The fit between social and TV hasn’t quite arrived yet, but when it does, it will be absolutely huge. We’ve seen social technologies affect other media industries, such as publishing and traditional advertising but other than a few failed experiments social TV hasn’t really taken off. In my ones to watch for 2011 I mentioned a couple of services that were well positioned to take advantage of social TV and indeed we have the awaited launch of Google TV, but it will be a long time until that hits the mainstream.
There’s so much that I want social TV to do, and do well, because it has so much potential to vastly transform TV as we know it. I’ll admit that I wasn’t always convinced that TV should be a social experience, believing that it distracted too much from what you were supposed to be watching. But if it’s done in the right way, social TV could be absolutely huge and make TV a much healthier activity.
So often I hear about something good that’s on the telly after someone tells me about it. Catchup players go some way towards fixing this but you miss out on that social experience around watching the same thing and talking about it, especially online. There’s such a big potential to easily access what your friends are currently watching, or to flick onto a TV program and see how many of your connections are watching it. Kind of like a big Like button, only on your TV. I welcome TV viewing becoming more active in this way. I’ve wondered about what happens to my brain when I sit and stare at the TV and if you add in a social aspect to this, it becomes a much healthier pastime because it adds social relevance.
Change live TV
There’s surely no bigger area of opportunity for social TV than in live broadcasting. There’s something fascinating about live TV and being able to phone text or tweet to join in the event. If you add a real social layer into this it becomes incredibly interesting. What I’d like to see is a more clever integration of Twitter into live TV. The scenario of tweeting with your laptop on your knees while watching TV is so common now, and there’s something exciting about tweeting while you’re all watching the same thing. Broadcasters should now take all this tweeting and do something with it. It’s not just about sticking a tweet along the bottom, but I’d like to see TV programmes be reactive to what’s happening online. Think of a live news broadcast that utilizes polls through hashtags, asking questions through Twitter and adjusting the questions based on trending topics.
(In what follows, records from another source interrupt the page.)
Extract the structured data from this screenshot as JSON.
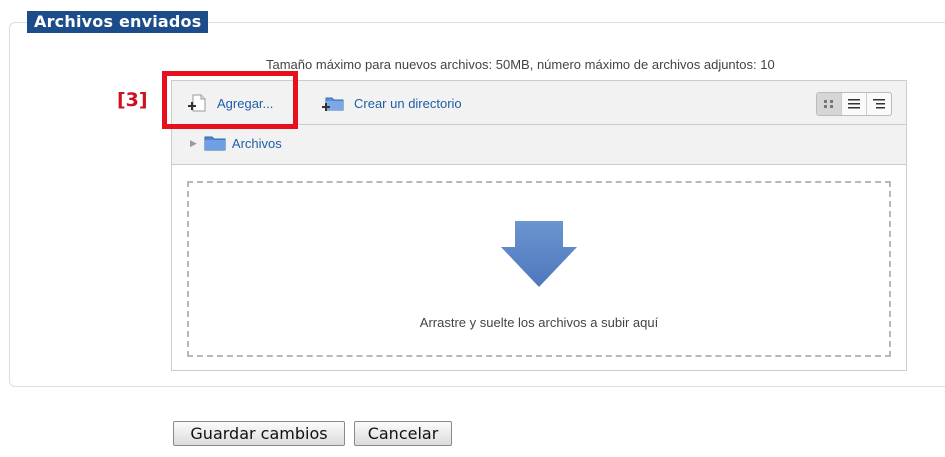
{
  "section": {
    "legend": "Archivos enviados",
    "limits_text": "Tamaño máximo para nuevos archivos: 50MB, número máximo de archivos adjuntos: 10"
  },
  "step_marker": "[3]",
  "toolbar": {
    "add_label": "Agregar...",
    "mkdir_label": "Crear un directorio",
    "view_modes": [
      "icons-view-icon",
      "list-view-icon",
      "tree-view-icon"
    ],
    "active_view": "icons"
  },
  "path": {
    "folder": "Archivos"
  },
  "dropzone": {
    "text": "Arrastre y suelte los archivos a subir aquí"
  },
  "footer": {
    "save_label": "Guardar cambios",
    "cancel_label": "Cancelar"
  },
  "colors": {
    "legend_bg": "#1c4d8a",
    "link": "#1e5fa8",
    "highlight": "#e8101e",
    "drop_arrow": "#5b85c6"
  }
}
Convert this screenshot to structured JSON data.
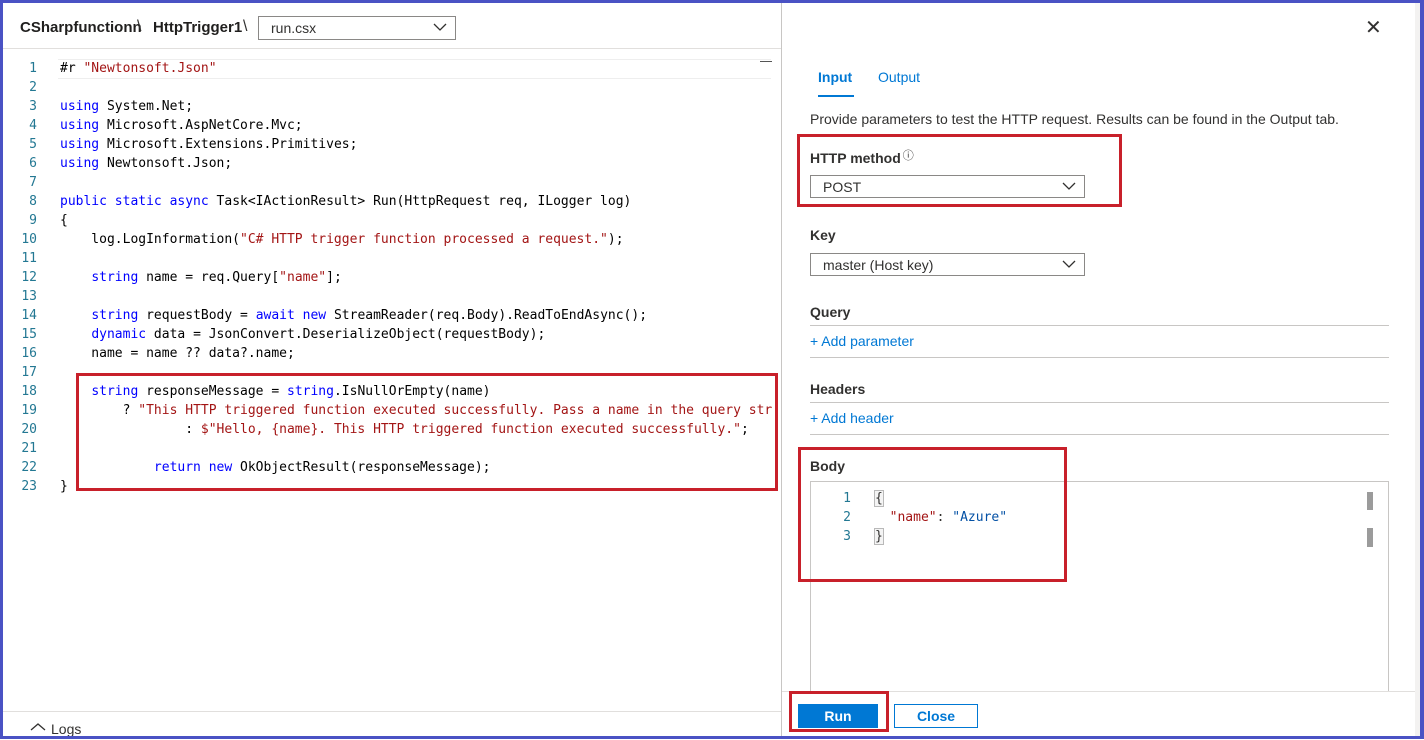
{
  "breadcrumb": {
    "function_app": "CSharpfunctionn",
    "separator": "\\",
    "function": "HttpTrigger1",
    "file": "run.csx"
  },
  "editor": {
    "lines": [
      {
        "n": "1"
      },
      {
        "n": "2"
      },
      {
        "n": "3"
      },
      {
        "n": "4"
      },
      {
        "n": "5"
      },
      {
        "n": "6"
      },
      {
        "n": "7"
      },
      {
        "n": "8"
      },
      {
        "n": "9"
      },
      {
        "n": "10"
      },
      {
        "n": "11"
      },
      {
        "n": "12"
      },
      {
        "n": "13"
      },
      {
        "n": "14"
      },
      {
        "n": "15"
      },
      {
        "n": "16"
      },
      {
        "n": "17"
      },
      {
        "n": "18"
      },
      {
        "n": "19"
      },
      {
        "n": "20"
      },
      {
        "n": "21"
      },
      {
        "n": "22"
      },
      {
        "n": "23"
      }
    ],
    "code": {
      "l1a": "#r ",
      "l1b": "\"Newtonsoft.Json\"",
      "l3a": "using",
      "l3b": " System.Net;",
      "l4a": "using",
      "l4b": " Microsoft.AspNetCore.Mvc;",
      "l5a": "using",
      "l5b": " Microsoft.Extensions.Primitives;",
      "l6a": "using",
      "l6b": " Newtonsoft.Json;",
      "l8a": "public static async",
      "l8b": " Task<IActionResult> Run(HttpRequest req, ILogger log)",
      "l9": "{",
      "l10a": "    log.LogInformation(",
      "l10b": "\"C# HTTP trigger function processed a request.\"",
      "l10c": ");",
      "l12a": "    ",
      "l12b": "string",
      "l12c": " name = req.Query[",
      "l12d": "\"name\"",
      "l12e": "];",
      "l14a": "    ",
      "l14b": "string",
      "l14c": " requestBody = ",
      "l14d": "await new",
      "l14e": " StreamReader(req.Body).ReadToEndAsync();",
      "l15a": "    ",
      "l15b": "dynamic",
      "l15c": " data = JsonConvert.DeserializeObject(requestBody);",
      "l16": "    name = name ?? data?.name;",
      "l18a": "    ",
      "l18b": "string",
      "l18c": " responseMessage = ",
      "l18d": "string",
      "l18e": ".IsNullOrEmpty(name)",
      "l19a": "        ? ",
      "l19b": "\"This HTTP triggered function executed successfully. Pass a name in the query strin",
      "l20a": "                : ",
      "l20b": "$\"Hello, {name}. This HTTP triggered function executed successfully.\"",
      "l20c": ";",
      "l22a": "            ",
      "l22b": "return new",
      "l22c": " OkObjectResult(responseMessage);",
      "l23": "}"
    }
  },
  "logs": {
    "label": "Logs"
  },
  "test_panel": {
    "tabs": {
      "input": "Input",
      "output": "Output"
    },
    "description": "Provide parameters to test the HTTP request. Results can be found in the Output tab.",
    "http_method": {
      "label": "HTTP method",
      "info_icon": "ⓘ",
      "value": "POST"
    },
    "key": {
      "label": "Key",
      "value": "master (Host key)"
    },
    "query": {
      "label": "Query",
      "add": "+ Add parameter"
    },
    "headers": {
      "label": "Headers",
      "add": "+ Add header"
    },
    "body": {
      "label": "Body",
      "line_numbers": [
        "1",
        "2",
        "3"
      ],
      "open_brace": "{",
      "key": "\"name\"",
      "colon": ": ",
      "value": "\"Azure\"",
      "close_brace": "}"
    },
    "buttons": {
      "run": "Run",
      "close": "Close"
    }
  },
  "colors": {
    "accent": "#0078d4",
    "highlight": "#c8202a",
    "keyword": "#0000ff",
    "string": "#a31515"
  }
}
Then it becomes a whole lot more relevant and interesting.
Being able to connect your social profiles with what you’re watching on TV brings with it some really interesting things. I spend a lot of time catching up with TV online, switching between different sites, which is quite cumbersome. What we need through social TV is a completely personalised channel that presents you with a schedule based on what it’s learned from your social activity. This channel would have to be independent of broadcasters and should be able to crawl through my public information to find the content that suits me best. Use Facebook interests, tweets, shared links and conversations with friends to pick up on the keywords for TV and films to give me more relevant content. This already happens online to an extent and it’s now time for this to happen on the TV. With so much content to sift through, customised or personalised content will become the default across all media and TV is perfectly primed to take advantage of this.
What TV is currently lacking, is any real social integration that can enhance the content. The case for a social experience while watching TV has been proven to some extent, through the vast numbers that tweet while watching TV. But TV can be completely transformed through true social integration that enhances the content we’re provided with. If I’m watching a documentary for example, then I want to be presented with a social window (that’s completely optional) that offers me the latest tweets for that program, comments, discussion but most importantly of all – user generated content. Imagine if during or after that documentary or true story you can access people’s real photos and videos from the event. The experience then becomes a whole lot more real and active – it’s no longer about passively consuming what someone thinks you should.
TV in the cloud
With ‘the cloud’ currently being the big talking point (indeed some people are referring to the entire Internet as the cloud), there’s no reason why this shouldn’t extend over into TV. Now we expect to find our own content and personalized online experience available no matter which computer we’re at or what device we use. If TV evolves in the way I think it will with increasingly personalised experiences and social network integration, then this should be available across your TV, computer, mobile, iPad etc. In this way your experience is always relevant to you and you don’t have to lose your social connections that will inevitably become a crucial part of TV viewing.
Some of this is clearly a bit further in the future but entirely plausible given the way that other media have gone, such as newspapers, entirely likely. Everything is moving towards becoming more social and inclusive and TV, although further behind, could really be a huge gamechanger.